We considered randomised controlled trials and non-randomised studies comparing laparoscopic with open transhiatal oesophagectomy in patients with resectable oesophageal cancer, regardless of language, blinding, or publication status for the review.
Three review authors independently identified trials, assessed risk of bias and extracted data. We calculated the risk ratio (RR) or hazard ratio (HR) with 95% confidence intervals (CI), using both fixed-effect and random-effects models, with RevMan 5, based on intention-to-treat analyses.

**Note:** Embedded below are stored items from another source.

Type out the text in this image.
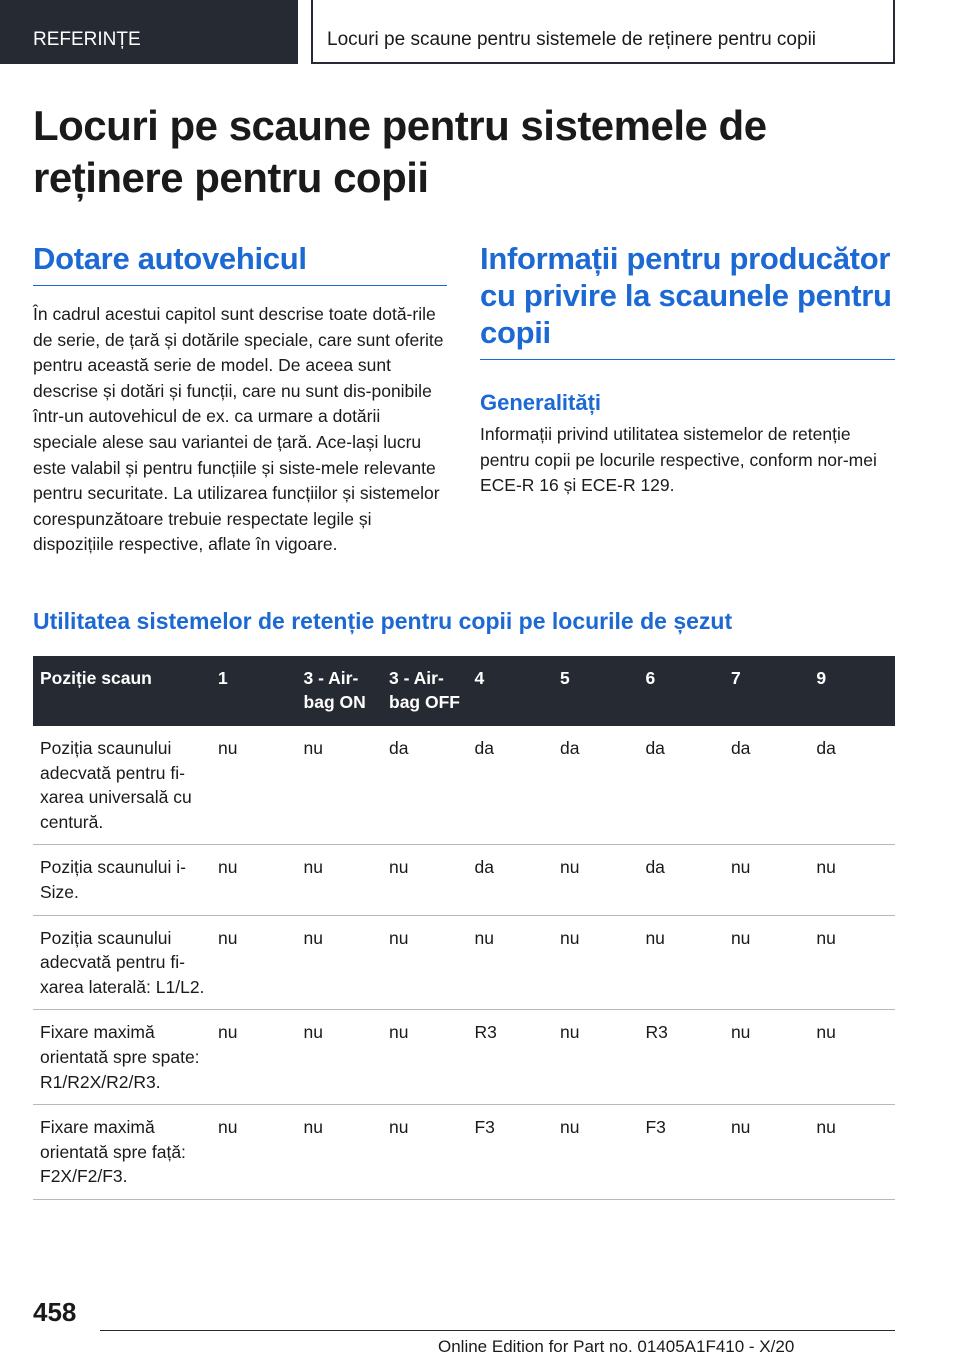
REFERINȚE	Locuri pe scaune pentru sistemele de reținere pentru copii
Locuri pe scaune pentru sistemele de reținere pentru copii
Dotare autovehicul

În cadrul acestui capitol sunt descrise toate dotă-rile de serie, de țară și dotările speciale, care sunt oferite pentru această serie de model. De aceea sunt descrise și dotări și funcții, care nu sunt dis-ponibile într-un autovehicul de ex. ca urmare a dotării speciale alese sau variantei de țară. Ace-lași lucru este valabil și pentru funcțiile și siste-mele relevante pentru securitate. La utilizarea funcțiilor și sistemelor corespunzătoare trebuie respectate legile și dispozițiile respective, aflate în vigoare.

Informații pentru producător cu privire la scaunele pentru copii
Generalități

Informații privind utilitatea sistemelor de retenție pentru copii pe locurile respective, conform nor-mei ECE-R 16 și ECE-R 129.

Utilitatea sistemelor de retenție pentru copii pe locurile de șezut
Poziție scaun	1	3 - Air-bag ON	3 - Air-bag OFF	4	5	6	7	9
Poziția scaunului adecvată pentru fi-xarea universală cu centură.	nu	nu	da	da	da	da	da	da
Poziția scaunului i-Size.	nu	nu	nu	da	nu	da	nu	nu
Poziția scaunului adecvată pentru fi-xarea laterală: L1/L2.	nu	nu	nu	nu	nu	nu	nu	nu
Fixare maximă orientată spre spate: R1/R2X/R2/R3.	nu	nu	nu	R3	nu	R3	nu	nu
Fixare maximă orientată spre față: F2X/F2/F3.	nu	nu	nu	F3	nu	F3	nu	nu
458
Online Edition for Part no. 01405A1F410 - X/20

We found no randomised controlled trials on this topic. We included six non-randomised studies (five retrospective) that compared laparoscopic versus open transhiatal oesophagectomy (334 patients: laparoscopic = 154 patients; open = 180 patients); five studies (326 patients: laparoscopic = 151 patients; open = 175 patients) provided information for one or more outcomes. Most studies included a mixture of adenocarcinoma and squamous cell carcinoma and different stages of oesophageal cancer, without metastases. All the studies were at unclear or high risk of bias; the overall quality of evidence was very low for all the outcomes.
The differences between laparoscopic and open transhiatal oesophagectomy were imprecise for short-term mortality (laparoscopic = 0/151 (adjusted proportion based on meta-analysis estimate: 0.5%) versus open = 2/175 (1.1%); RR 0.44; 95% CI 0.05 to 4.09; participants = 326; studies = 5; I² = 0%); long-term mortality (HR 0.97; 95% CI 0.81 to 1.16; participants = 193; studies = 2; I² = 0%); anastomotic stenosis (laparoscopic = 4/36 (11.1%) versus open = 3/37 (8.1%); RR 1.37; 95% CI 0.33 to 5.70; participants = 73; studies = 1); short-term recurrence (laparoscopic = 1/16 (6.3%) versus open = 0/4 (0%); RR 0.88; 95% CI 0.04 to 18.47; participants = 20; studies = 1); long-term recurrence (HR 1.00; 95% CI 0.84 to 1.18; participants = 173; studies = 2); proportion of people who required blood transfusion (laparoscopic = 0/36 (0%) versus open = 6/37 (16.2%); RR 0.08; 95% CI 0.00 to 1.35; participants = 73; studies = 1); proportion of people with positive resection margins (laparoscopic = 15/102 (15.8%) versus open = 27/111 (24.3%); RR 0.65; 95% CI 0.37 to 1.12; participants = 213; studies = 3; I² = 0%); and the number of lymph nodes harvested during surgery (median difference between the groups varied from 12 less to 3 more lymph nodes in the laparoscopic compared to the open group; participants = 326; studies = 5).
The proportion of patients with serious adverse events was lower in the laparoscopic group (10/99, (10.3%) compared to the open group = 24/114 (21.1%); RR 0.49; 95% CI 0.24 to 0.99; participants = 213; studies = 3; I² = 0%); as it was for adverse events in the laparoscopic group = 37/99 (39.9%) versus the open group = 71/114 (62.3%); RR 0.64; 95% CI 0.48 to 0.86; participants = 213; studies = 3; I² = 0%); and the median lengths of hospital stay were significantly less in the laparoscopic group than the open group (three days less in all three studies that reported this outcome; number of participants = 266). There was lack of clarity as to whether the median difference in the quantity of blood transfused was statistically significant favouring laparoscopic oesophagectomy in the only study that reported this information. None of the studies reported post-operative dysphagia, health-related quality of life, time-to-return to normal activity (return to pre-operative mobility without caregiver support), or time-to-return to work.